12. The method of claim 9, wherein actin comprises globular actin (G-actin), fibrous-actin (F-actin), actin filament, actin-tropomyosin complex, or thin filaments.

13. The method of claim 9, wherein the ABP comprises cardiac myosin binding protein-C (cMyBP-C), skeletal MyBP-C or MyBP-C fragments (e.g., C0-C2).

14. The method of claim 9, wherein the fluorescent probe is selected from a group consisting of IAEDANS, IAANS, CPM, IANBD, 5-IAF, FMAL, Alexa Fluor 488, Alexa Fluor 532, and Alexa Fluor 568.

15. The method of claim 9, wherein the method detects binding properties of actin by correlating time- resolved fluorescence lifetime with actin-ABP binding interactions in solution.

16. The method of claim 9, wherein the method is for screening physiological conditions or compounds that affect the ABP binding to actin.

17. The method of claim 9, wherein the method is used for TR-F-based monitoring tropomyosin and/or actin interactions.

18. The method of claim 9, wherein the method is for screening or identifying physiological conditions or compounds that affect cardiac myosin binding protein-C (cMyBP-C) binding to actin, actin filaments, and/or actin-tropomyosin complexes.

19. The method of claim 9, wherein the method is a TR-F-based screen that detects changes in actin binding brought about by phosphorylation of the cMyBP-C N-terminal C0-C2 fragment.

20. The method of claim 9, wherein the method is for high throughput drug discovery or screening assay to identify drugs that mimic phosphorylation by inducing similar changes in binding that reduce actin-cMyBP-C binding with increased phosphorylation or by mutations (that reduce/decrease binding), or that enhance actin-cMyBP-C binding with decreased phosphorylation or by mutations (that enhance/increase binding) and measuring lifetime fluorescence change of phosphorylated-induced protein binding.

21. The method of claim 9, wherein the method is for mimicking phosphorylated state of cMyBP-C.

22. The method of claim 9, wherein the method is for screening drugs that modulate cMyBP-C (in either the phosphorylated or non- phosphorylated state) binding to actin-Tm.

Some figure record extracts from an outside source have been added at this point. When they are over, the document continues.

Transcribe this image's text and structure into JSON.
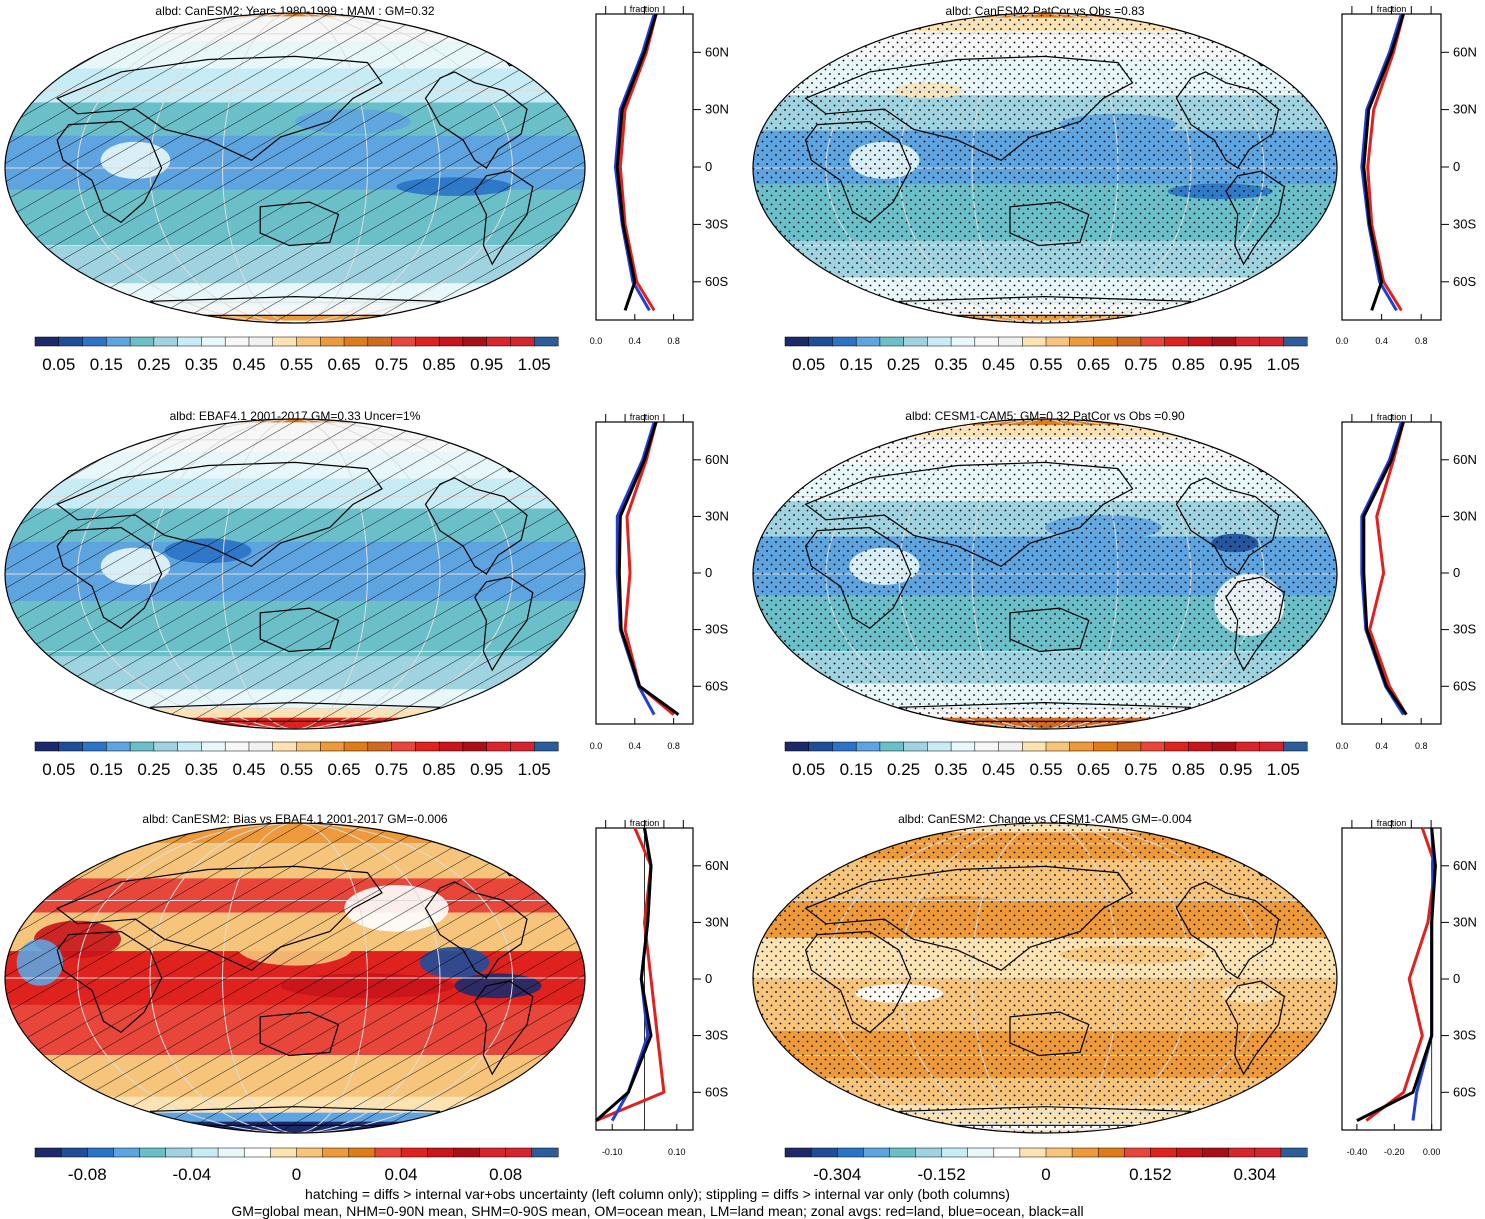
{
  "panels": [
    {
      "title": "albd: CanESM2: Years 1980-1999 : MAM : GM=0.32",
      "scale": "abs",
      "overlay": "hatch"
    },
    {
      "title": "albd: CanESM2 PatCor vs Obs =0.83",
      "scale": "abs",
      "overlay": "stipple"
    },
    {
      "title": "albd: EBAF4.1 2001-2017 GM=0.33 Uncer=1%",
      "scale": "abs",
      "overlay": "hatch"
    },
    {
      "title": "albd: CESM1-CAM5: GM=0.32 PatCor vs Obs =0.90",
      "scale": "abs",
      "overlay": "stipple"
    },
    {
      "title": "albd: CanESM2: Bias vs EBAF4.1 2001-2017 GM=-0.006",
      "scale": "bias",
      "overlay": "hatch"
    },
    {
      "title": "albd: CanESM2: Change vs CESM1-CAM5 GM=-0.004",
      "scale": "change",
      "overlay": "stipple"
    }
  ],
  "colorbars": {
    "abs": {
      "colors": [
        "#1c2a6b",
        "#1f4e99",
        "#2a73c6",
        "#5ea4e0",
        "#6bbfc9",
        "#9fd3e0",
        "#c8ecf5",
        "#e7f7fa",
        "#f7f7f7",
        "#f2f2f2",
        "#fde3b2",
        "#f6c47a",
        "#ee9a3a",
        "#e07b1a",
        "#d06a20",
        "#e8463a",
        "#e0221e",
        "#c8141a",
        "#a81018",
        "#d8242a",
        "#d42430",
        "#2b5d9a"
      ],
      "labels": [
        "0.05",
        "0.15",
        "0.25",
        "0.35",
        "0.45",
        "0.55",
        "0.65",
        "0.75",
        "0.85",
        "0.95",
        "1.05"
      ]
    },
    "bias": {
      "colors": [
        "#1c2a6b",
        "#1f4e99",
        "#2a73c6",
        "#5ea4e0",
        "#6bbfc9",
        "#9fd3e0",
        "#c8ecf5",
        "#e7f7fa",
        "#ffffff",
        "#fde3b2",
        "#f6c47a",
        "#ee9a3a",
        "#e07b1a",
        "#e8463a",
        "#e0221e",
        "#c8141a",
        "#a81018",
        "#d8242a",
        "#d42430",
        "#2b5d9a"
      ],
      "labels": [
        "-0.08",
        "-0.04",
        "0",
        "0.04",
        "0.08"
      ]
    },
    "change": {
      "colors": [
        "#1c2a6b",
        "#1f4e99",
        "#2a73c6",
        "#5ea4e0",
        "#6bbfc9",
        "#9fd3e0",
        "#c8ecf5",
        "#e7f7fa",
        "#ffffff",
        "#fde3b2",
        "#f6c47a",
        "#ee9a3a",
        "#e07b1a",
        "#e8463a",
        "#e0221e",
        "#c8141a",
        "#a81018",
        "#d8242a",
        "#d42430",
        "#2b5d9a"
      ],
      "labels": [
        "-0.304",
        "-0.152",
        "0",
        "0.152",
        "0.304"
      ]
    }
  },
  "zonal_axes": {
    "title": "fraction",
    "lat_ticks": [
      "60N",
      "30N",
      "0",
      "30S",
      "60S"
    ],
    "x_ticks_abs": [
      "0.0",
      "0.4",
      "0.8"
    ],
    "x_ticks_bias": [
      "-0.10",
      "0.10"
    ],
    "x_ticks_change": [
      "-0.40",
      "-0.20",
      "0.00"
    ]
  },
  "chart_data": {
    "type": "heatmap",
    "title": "",
    "subplots": [
      {
        "title": "albd: CanESM2: Years 1980-1999 : MAM : GM=0.32",
        "global_mean": 0.32,
        "zonal_avg_lat": [
          80,
          60,
          30,
          0,
          -30,
          -60,
          -75
        ],
        "zonal_avg_all": [
          0.62,
          0.5,
          0.27,
          0.22,
          0.28,
          0.4,
          0.3
        ],
        "zonal_avg_land": [
          0.62,
          0.52,
          0.3,
          0.25,
          0.3,
          0.42,
          0.6
        ],
        "zonal_avg_ocean": [
          0.6,
          0.48,
          0.25,
          0.2,
          0.27,
          0.38,
          0.55
        ],
        "xlim": [
          0,
          1
        ]
      },
      {
        "title": "albd: CanESM2 PatCor vs Obs =0.83",
        "pattern_correlation": 0.83,
        "zonal_avg_lat": [
          80,
          60,
          30,
          0,
          -30,
          -60,
          -75
        ],
        "zonal_avg_all": [
          0.62,
          0.5,
          0.27,
          0.22,
          0.28,
          0.4,
          0.3
        ],
        "zonal_avg_land": [
          0.62,
          0.52,
          0.32,
          0.26,
          0.3,
          0.42,
          0.6
        ],
        "zonal_avg_ocean": [
          0.6,
          0.48,
          0.25,
          0.2,
          0.27,
          0.38,
          0.55
        ],
        "xlim": [
          0,
          1
        ]
      },
      {
        "title": "albd: EBAF4.1 2001-2017 GM=0.33 Uncer=1%",
        "global_mean": 0.33,
        "uncertainty_percent": 1,
        "zonal_avg_lat": [
          80,
          60,
          30,
          0,
          -30,
          -60,
          -75
        ],
        "zonal_avg_all": [
          0.62,
          0.5,
          0.25,
          0.24,
          0.26,
          0.45,
          0.85
        ],
        "zonal_avg_land": [
          0.62,
          0.52,
          0.32,
          0.35,
          0.3,
          0.45,
          0.8
        ],
        "zonal_avg_ocean": [
          0.6,
          0.48,
          0.22,
          0.22,
          0.25,
          0.44,
          0.6
        ],
        "xlim": [
          0,
          1
        ]
      },
      {
        "title": "albd: CESM1-CAM5: GM=0.32 PatCor vs Obs =0.90",
        "global_mean": 0.32,
        "pattern_correlation": 0.9,
        "zonal_avg_lat": [
          80,
          60,
          30,
          0,
          -30,
          -60,
          -75
        ],
        "zonal_avg_all": [
          0.62,
          0.5,
          0.22,
          0.22,
          0.25,
          0.45,
          0.65
        ],
        "zonal_avg_land": [
          0.62,
          0.52,
          0.35,
          0.42,
          0.28,
          0.48,
          0.65
        ],
        "zonal_avg_ocean": [
          0.6,
          0.48,
          0.2,
          0.2,
          0.24,
          0.44,
          0.62
        ],
        "xlim": [
          0,
          1
        ]
      },
      {
        "title": "albd: CanESM2: Bias vs EBAF4.1 2001-2017 GM=-0.006",
        "global_mean": -0.006,
        "zonal_avg_lat": [
          80,
          60,
          30,
          0,
          -30,
          -60,
          -75
        ],
        "zonal_avg_all": [
          0.0,
          0.02,
          0.01,
          -0.01,
          0.02,
          -0.05,
          -0.15
        ],
        "zonal_avg_land": [
          -0.03,
          0.02,
          0.0,
          0.02,
          0.04,
          0.06,
          -0.15
        ],
        "zonal_avg_ocean": [
          0.0,
          0.02,
          0.01,
          -0.01,
          0.01,
          -0.05,
          -0.1
        ],
        "xlim": [
          -0.15,
          0.15
        ]
      },
      {
        "title": "albd: CanESM2: Change vs CESM1-CAM5 GM=-0.004",
        "global_mean": -0.004,
        "zonal_avg_lat": [
          80,
          60,
          30,
          0,
          -30,
          -60,
          -75
        ],
        "zonal_avg_all": [
          0.0,
          0.02,
          0.0,
          0.0,
          0.0,
          -0.1,
          -0.4
        ],
        "zonal_avg_land": [
          -0.05,
          0.02,
          -0.02,
          -0.12,
          -0.05,
          -0.15,
          -0.35
        ],
        "zonal_avg_ocean": [
          0.0,
          0.01,
          0.0,
          0.0,
          0.0,
          -0.08,
          -0.1
        ],
        "xlim": [
          -0.48,
          0.05
        ]
      }
    ],
    "legend": [
      "red=land",
      "blue=ocean",
      "black=all"
    ]
  },
  "footnotes": {
    "line1": "hatching = diffs > internal var+obs uncertainty (left column only); stippling = diffs > internal var only (both columns)",
    "line2": "GM=global mean, NHM=0-90N mean, SHM=0-90S mean, OM=ocean mean, LM=land mean; zonal avgs: red=land, blue=ocean, black=all"
  }
}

23. A method of identifying a test compound that modulates actin binding to actin-binding proteins (ABPs) or identifying a test compound that modulates an actin + actin-binding protein (ABP) complex or its microenvironment, wherein the method is suitable for high throughput screening (FITS), the method comprising: a) providing actin with a fluorescent probe suitable for time-resolved fluorescence (TR-F); b) introducing actin with the fluorescent probe suitable for TR-F to an actin binding protein (ABP) in solution; c) measuring TR-F fluorescence lifetime when actin with the fluorescent probe suitable for TR-F contacts or binds ABP in the presence and absence of a test compound, wherein fluorescence lifetime is the time that a fluorescent probe is in the excited state and decays down to the ground state; d) quantitating protein binding using the measured fluorescence lifetime in the presence and absence of the test compound; and e) identifying the test compound as a modulator of actln-ABP binding when a change occurs In TR-F fluorescence lifetime in presence of the test compound as compared to absence of the test compound.

24. A kit for identifying a test compound that modulates an actin + actin-binding protein (ABP) complex or its microenvironment, the kit comprising: actin with a fluorescent probe suitable for time-resolved fluorescence (TR-F).